WHAT YOU'LL DO:
- Semantic Model Development: Drive the end-to-end design, development, and evolution of complex semantic data models, with a primary focus on ontologies, knowledge graphs, and property graphs.
- Strategically Translate Business Requirements: Transform intricate, cross-functional business needs into formal, scalable knowledge graph structures, ensuring tight alignment with the enterprise data strategy and long-term architectural vision.
- Define, Document, and Govern Semantic Assets:Establish best practices for, and create comprehensive documentation of, semantic models, including detailed entity definitions, relationship types, axioms, constraints, and data lineage, fostering clarity, consistency, and reusability across the organization.
- Cross-Functional Collaboration: Partner closely with staff semantic engineers, clinicians, content teams, and business leaders to deeply understand their domain knowledge and requirements, translate complex concepts into actionable models, and ensure that semantic solutions effectively meet organizational objectives.

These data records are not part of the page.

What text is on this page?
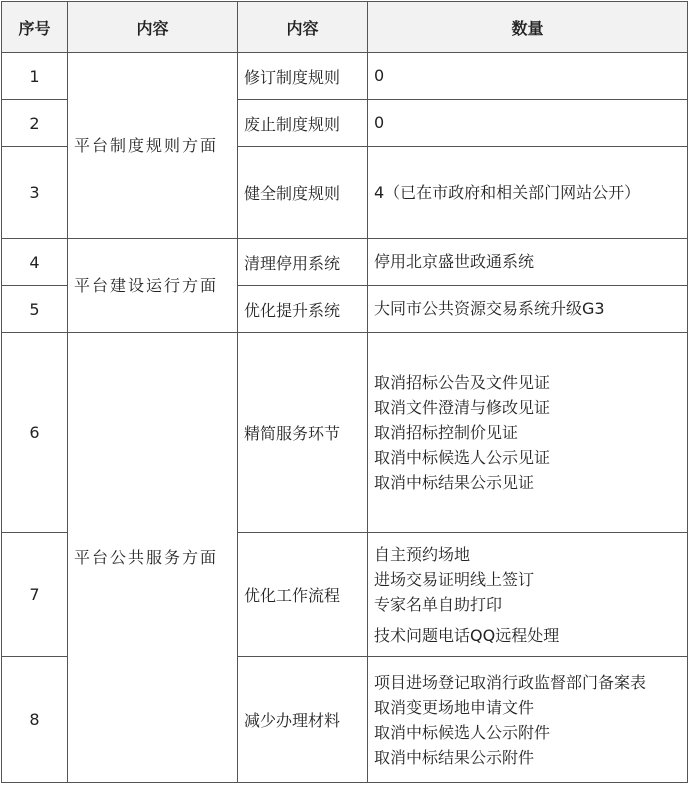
序号	内容	内容	数量
1	平台制度规则方面	修订制度规则	0
2		废止制度规则	0
3		健全制度规则	4（已在市政府和相关部门网站公开）
4	平台建设运行方面	清理停用系统	停用北京盛世政通系统
5		优化提升系统	大同市公共资源交易系统升级G3
6	平台公共服务方面	精简服务环节	取消招标公告及文件见证
取消文件澄清与修改见证
取消招标控制价见证
取消中标候选人公示见证
取消中标结果公示见证

7		优化工作流程	自主预约场地
进场交易证明线上签订
专家名单自助打印
技术问题电话QQ远程处理

8		减少办理材料	项目进场登记取消行政监督部门备案表
取消变更场地申请文件
取消中标候选人公示附件
取消中标结果公示附件
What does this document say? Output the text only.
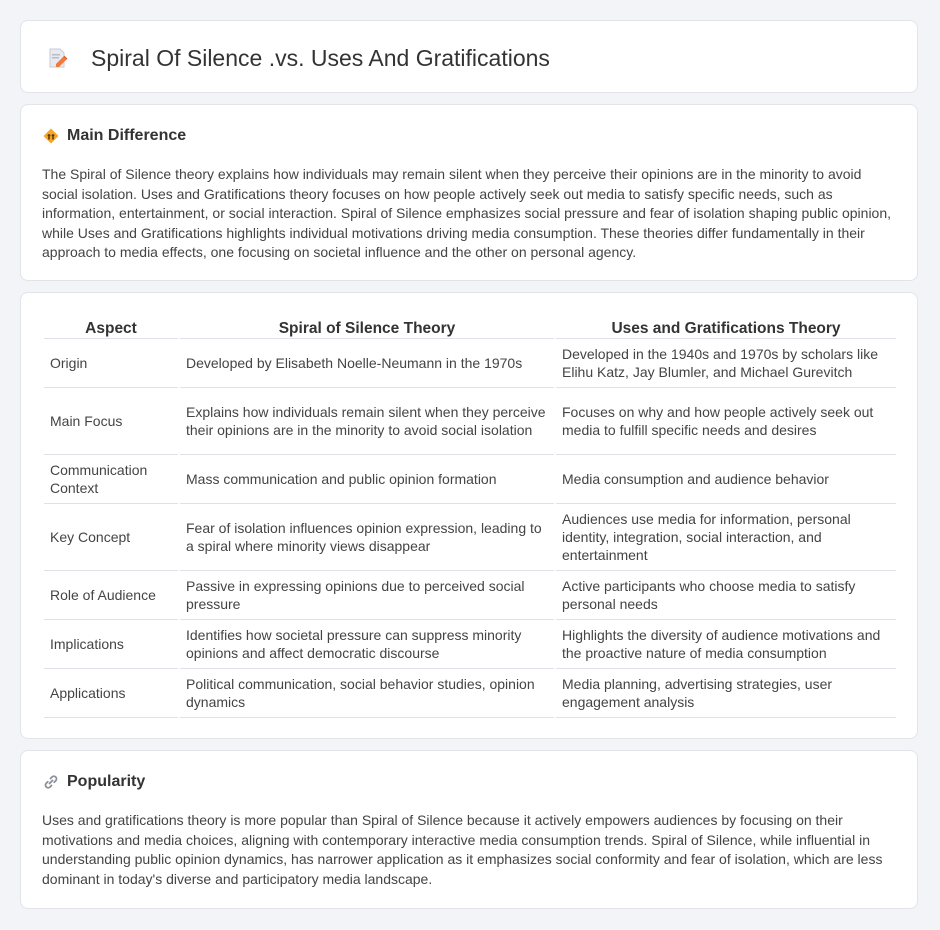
Spiral Of Silence .vs. Uses And Gratifications
Main Difference

The Spiral of Silence theory explains how individuals may remain silent when they perceive their opinions are in the minority to avoid social isolation. Uses and Gratifications theory focuses on how people actively seek out media to satisfy specific needs, such as information, entertainment, or social interaction. Spiral of Silence emphasizes social pressure and fear of isolation shaping public opinion, while Uses and Gratifications highlights individual motivations driving media consumption. These theories differ fundamentally in their approach to media effects, one focusing on societal influence and the other on personal agency.

Aspect	Spiral of Silence Theory	Uses and Gratifications Theory
Origin	Developed by Elisabeth Noelle-Neumann in the 1970s	Developed in the 1940s and 1970s by scholars like Elihu Katz, Jay Blumler, and Michael Gurevitch
Main Focus	Explains how individuals remain silent when they perceive their opinions are in the minority to avoid social isolation	Focuses on why and how people actively seek out media to fulfill specific needs and desires
Communication Context	Mass communication and public opinion formation	Media consumption and audience behavior
Key Concept	Fear of isolation influences opinion expression, leading to a spiral where minority views disappear	Audiences use media for information, personal identity, integration, social interaction, and entertainment
Role of Audience	Passive in expressing opinions due to perceived social pressure	Active participants who choose media to satisfy personal needs
Implications	Identifies how societal pressure can suppress minority opinions and affect democratic discourse	Highlights the diversity of audience motivations and the proactive nature of media consumption
Applications	Political communication, social behavior studies, opinion dynamics	Media planning, advertising strategies, user engagement analysis
Popularity

Uses and gratifications theory is more popular than Spiral of Silence because it actively empowers audiences by focusing on their motivations and media choices, aligning with contemporary interactive media consumption trends. Spiral of Silence, while influential in understanding public opinion dynamics, has narrower application as it emphasizes social conformity and fear of isolation, which are less dominant in today's diverse and participatory media landscape.
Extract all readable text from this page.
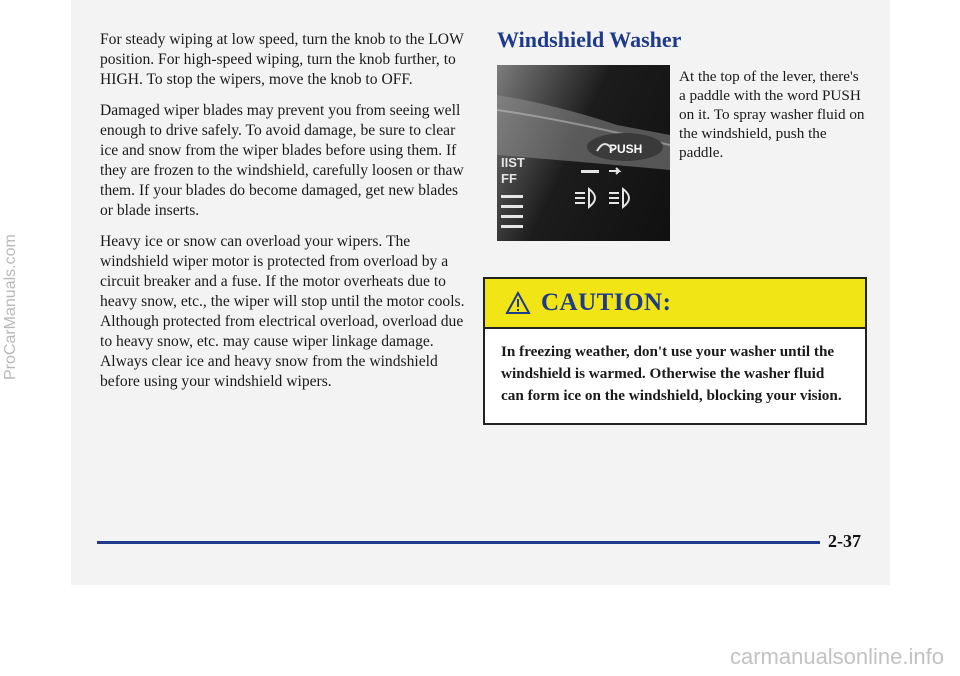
For steady wiping at low speed, turn the knob to the LOW position. For high-speed wiping, turn the knob further, to HIGH. To stop the wipers, move the knob to OFF.

Damaged wiper blades may prevent you from seeing well enough to drive safely. To avoid damage, be sure to clear ice and snow from the wiper blades before using them. If they are frozen to the windshield, carefully loosen or thaw them. If your blades do become damaged, get new blades or blade inserts.

Heavy ice or snow can overload your wipers. The windshield wiper motor is protected from overload by a circuit breaker and a fuse. If the motor overheats due to heavy snow, etc., the wiper will stop until the motor cools. Although protected from electrical overload, overload due to heavy snow, etc. may cause wiper linkage damage. Always clear ice and heavy snow from the windshield before using your windshield wipers.

Windshield Washer
PUSH
IIST
FF

At the top of the lever, there's a paddle with the word PUSH on it. To spray washer fluid on the windshield, push the paddle.

CAUTION:

In freezing weather, don't use your washer until the windshield is warmed. Otherwise the washer fluid can form ice on the windshield, blocking your vision.

2-37
ProCarManuals.com
carmanualsonline.info
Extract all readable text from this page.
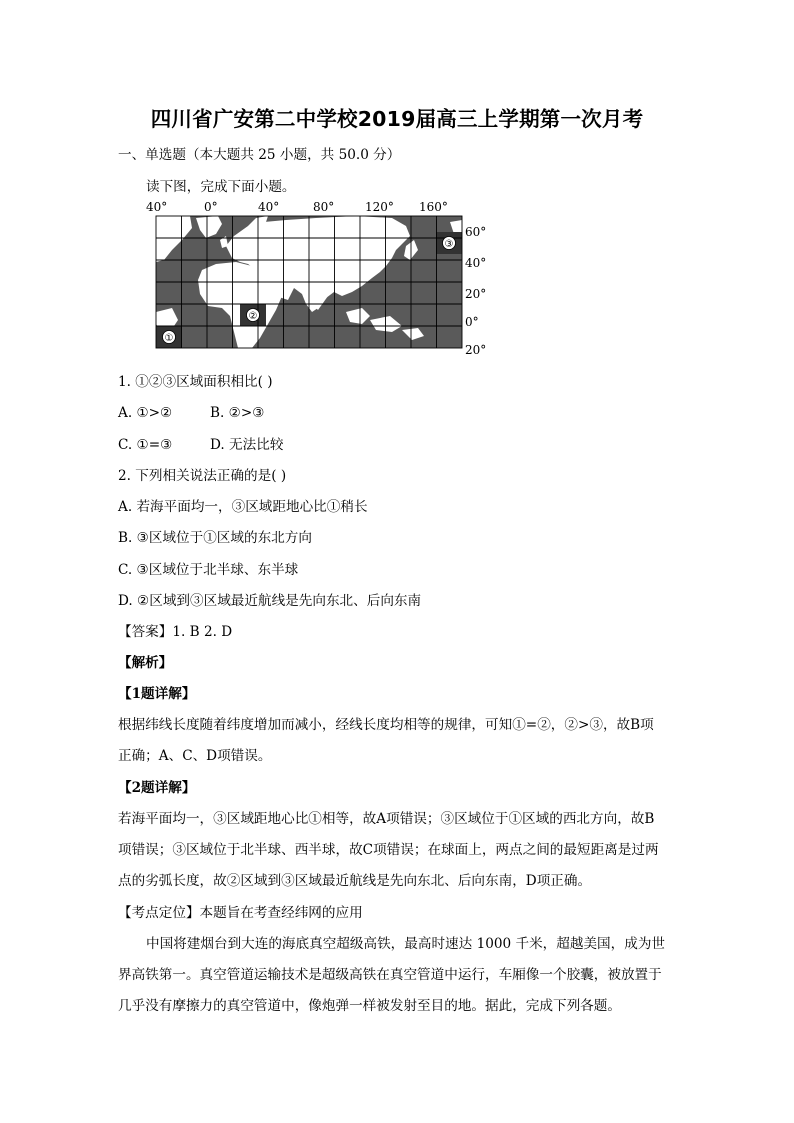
四川省广安第二中学校2019届高三上学期第一次月考
一、单选题（本大题共 25 小题，共 50.0 分）
读下图，完成下面小题。
40°	0°	40°	80°	120° 160°
①
②
③
60°
40°
20°
0°
20°
1. ①②③区域面积相比( )
A. ①>②	B. ②>③
C. ①=③	D. 无法比较
2. 下列相关说法正确的是( )
A. 若海平面均一，③区域距地心比①稍长
B. ③区域位于①区域的东北方向
C. ③区域位于北半球、东半球
D. ②区域到③区域最近航线是先向东北、后向东南
【答案】1. B 2. D
【解析】
【1题详解】
根据纬线长度随着纬度增加而减小，经线长度均相等的规律，可知①=②，②>③，故B项
正确；A、C、D项错误。
【2题详解】
若海平面均一，③区域距地心比①相等，故A项错误；③区域位于①区域的西北方向，故B
项错误；③区域位于北半球、西半球，故C项错误；在球面上，两点之间的最短距离是过两
点的劣弧长度，故②区域到③区域最近航线是先向东北、后向东南，D项正确。
【考点定位】本题旨在考查经纬网的应用
中国将建烟台到大连的海底真空超级高铁，最高时速达 1000 千米，超越美国，成为世
界高铁第一。真空管道运输技术是超级高铁在真空管道中运行，车厢像一个胶囊，被放置于
几乎没有摩擦力的真空管道中，像炮弹一样被发射至目的地。据此，完成下列各题。
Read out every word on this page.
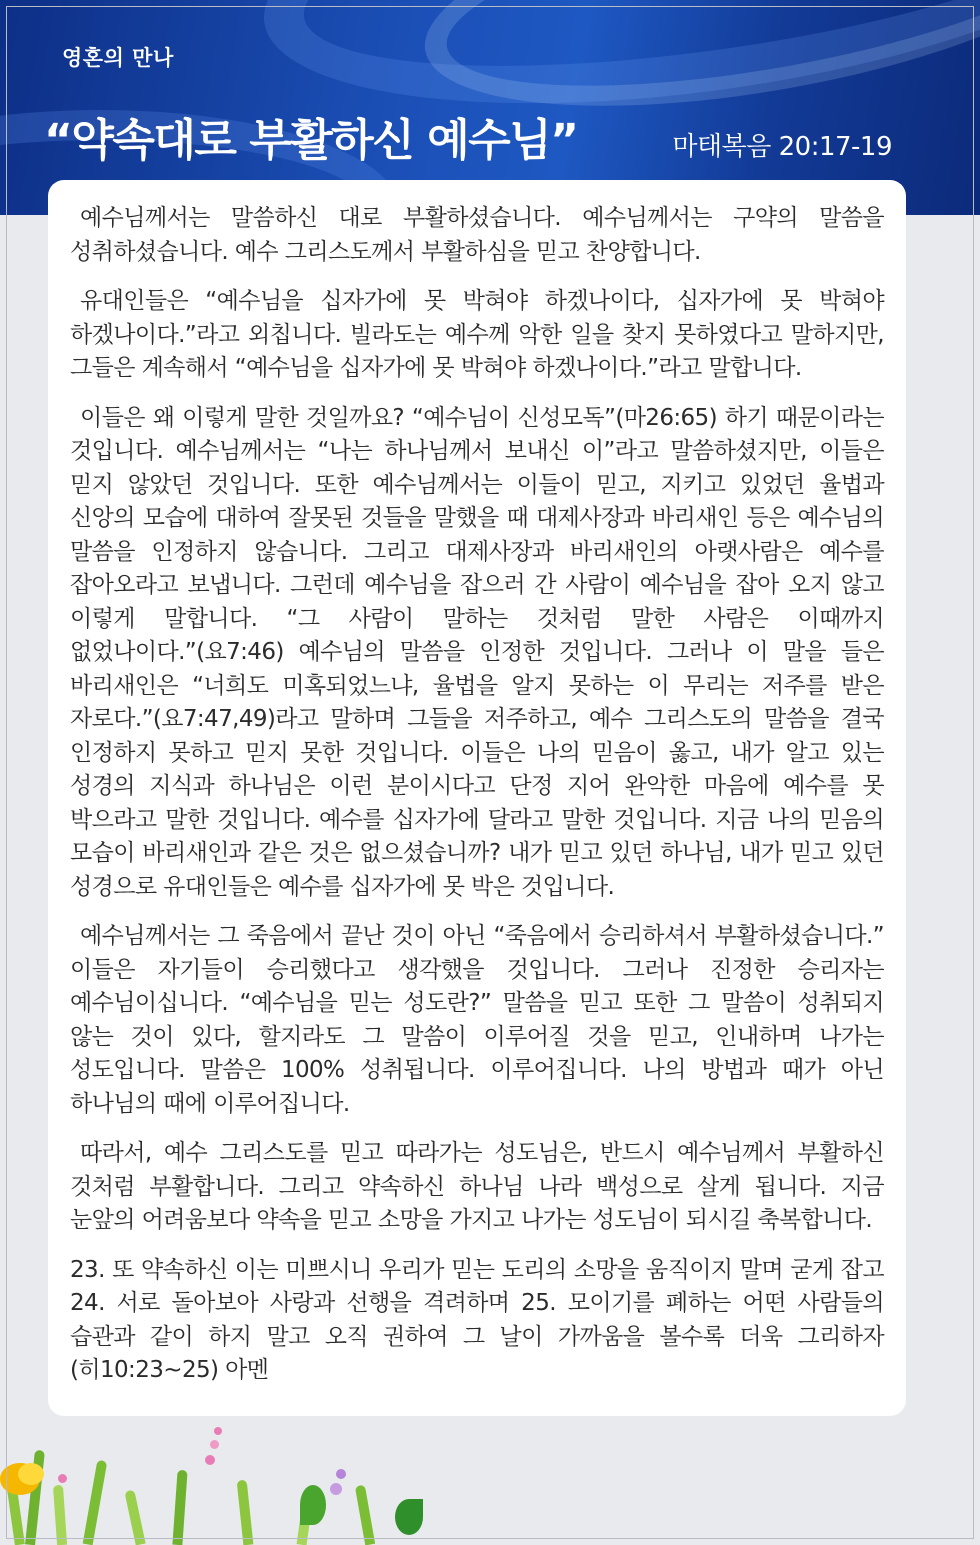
영혼의 만나
“약속대로 부활하신 예수님”	마태복음 20:17-19

예수님께서는 말씀하신 대로 부활하셨습니다. 예수님께서는 구약의 말씀을 성취하셨습니다. 예수 그리스도께서 부활하심을 믿고 찬양합니다.

유대인들은 “예수님을 십자가에 못 박혀야 하겠나이다, 십자가에 못 박혀야 하겠나이다.”라고 외칩니다. 빌라도는 예수께 악한 일을 찾지 못하였다고 말하지만, 그들은 계속해서 “예수님을 십자가에 못 박혀야 하겠나이다.”라고 말합니다.

이들은 왜 이렇게 말한 것일까요? “예수님이 신성모독”(마26:65) 하기 때문이라는 것입니다. 예수님께서는 “나는 하나님께서 보내신 이”라고 말씀하셨지만, 이들은 믿지 않았던 것입니다. 또한 예수님께서는 이들이 믿고, 지키고 있었던 율법과 신앙의 모습에 대하여 잘못된 것들을 말했을 때 대제사장과 바리새인 등은 예수님의 말씀을 인정하지 않습니다. 그리고 대제사장과 바리새인의 아랫사람은 예수를 잡아오라고 보냅니다. 그런데 예수님을 잡으러 간 사람이 예수님을 잡아 오지 않고 이렇게 말합니다. “그 사람이 말하는 것처럼 말한 사람은 이때까지 없었나이다.”(요7:46) 예수님의 말씀을 인정한 것입니다. 그러나 이 말을 들은 바리새인은 “너희도 미혹되었느냐, 율법을 알지 못하는 이 무리는 저주를 받은 자로다.”(요7:47,49)라고 말하며 그들을 저주하고, 예수 그리스도의 말씀을 결국 인정하지 못하고 믿지 못한 것입니다. 이들은 나의 믿음이 옳고, 내가 알고 있는 성경의 지식과 하나님은 이런 분이시다고 단정 지어 완악한 마음에 예수를 못 박으라고 말한 것입니다. 예수를 십자가에 달라고 말한 것입니다. 지금 나의 믿음의 모습이 바리새인과 같은 것은 없으셨습니까? 내가 믿고 있던 하나님, 내가 믿고 있던 성경으로 유대인들은 예수를 십자가에 못 박은 것입니다.

예수님께서는 그 죽음에서 끝난 것이 아닌 “죽음에서 승리하셔서 부활하셨습니다.” 이들은 자기들이 승리했다고 생각했을 것입니다. 그러나 진정한 승리자는 예수님이십니다. “예수님을 믿는 성도란?” 말씀을 믿고 또한 그 말씀이 성취되지 않는 것이 있다, 할지라도 그 말씀이 이루어질 것을 믿고, 인내하며 나가는 성도입니다. 말씀은 100% 성취됩니다. 이루어집니다. 나의 방법과 때가 아닌 하나님의 때에 이루어집니다.

따라서, 예수 그리스도를 믿고 따라가는 성도님은, 반드시 예수님께서 부활하신 것처럼 부활합니다. 그리고 약속하신 하나님 나라 백성으로 살게 됩니다. 지금 눈앞의 어려움보다 약속을 믿고 소망을 가지고 나가는 성도님이 되시길 축복합니다.

23. 또 약속하신 이는 미쁘시니 우리가 믿는 도리의 소망을 움직이지 말며 굳게 잡고 24. 서로 돌아보아 사랑과 선행을 격려하며 25. 모이기를 폐하는 어떤 사람들의 습관과 같이 하지 말고 오직 권하여 그 날이 가까움을 볼수록 더욱 그리하자(히10:23~25) 아멘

- Implement Robust Data Quality & Consistency: Design and implement data quality frameworks, validation rules, and transformation logic within the semantic layer to ensure the accuracy, reliability, and consistency of the knowledge graph.
- Optimize and Scale Knowledge Graph Performance: Drive the optimization of knowledge graph structures, query performance, and usability for diverse data consumption scenarios, including advanced analytics, AI applications, and self-service initiatives.
- Innovate and Set Standards: Continuously research, evaluate, and recommend new technologies, methodologies, and best practices in semantic modeling, knowledge graph technologies, ontology engineering, and cloud-based analytics to drive continuous improvement.
- Mentor and Guide: Provide leadership and mentorship to junior data modelers and engineers, fostering a culture of knowledge sharing and excellence in semantic modeling practices.
WHAT YOU'LL NEED:
- BA/BS in a STEM field with 7+ years of hands-on work experience with a significant portion dedicated to semantic modeling and knowledge graph development, including experience in a lead or senior capacity.
- Deep and demonstrated expertise in designing, building, and managing ontologies, knowledge graphs, and property graphs.
- Extensive experience with leading graph database platforms (e.g., Amazon Neptune) and advanced proficiency in graph query languages (e.g., SPARQL).
- Strong working knowledge of OWL, RDFS, SHACL, and other semantic web standards.
- Experience with enterprise data modeling tools (e.g., Erwin) and specialized ontology/graph modeling tools
- Strong understanding and hands-on experience with relational databases (SQL) and familiarity with NoSQL databases (e.g., PostgreSQL).
- Proven ability to communicate complex technical concepts effectively to both technical and non-technical stakeholders, and to lead collaborative efforts across diverse teams.
- Demonstrated ability to analyze complex data challenges, identify root causes, and architect strategic, scalable solutions within a semantic context.
- Practical experience with AWS services related to data and ELT methodologies is often preferred.
- Experience in an Agile/Scrum environment, iteratively developing and deploying data solutions.
- Bonus: Understanding of healthcare ontologies and standards like SNOMED-CT, LOINC, RxNorm, and ICD-10.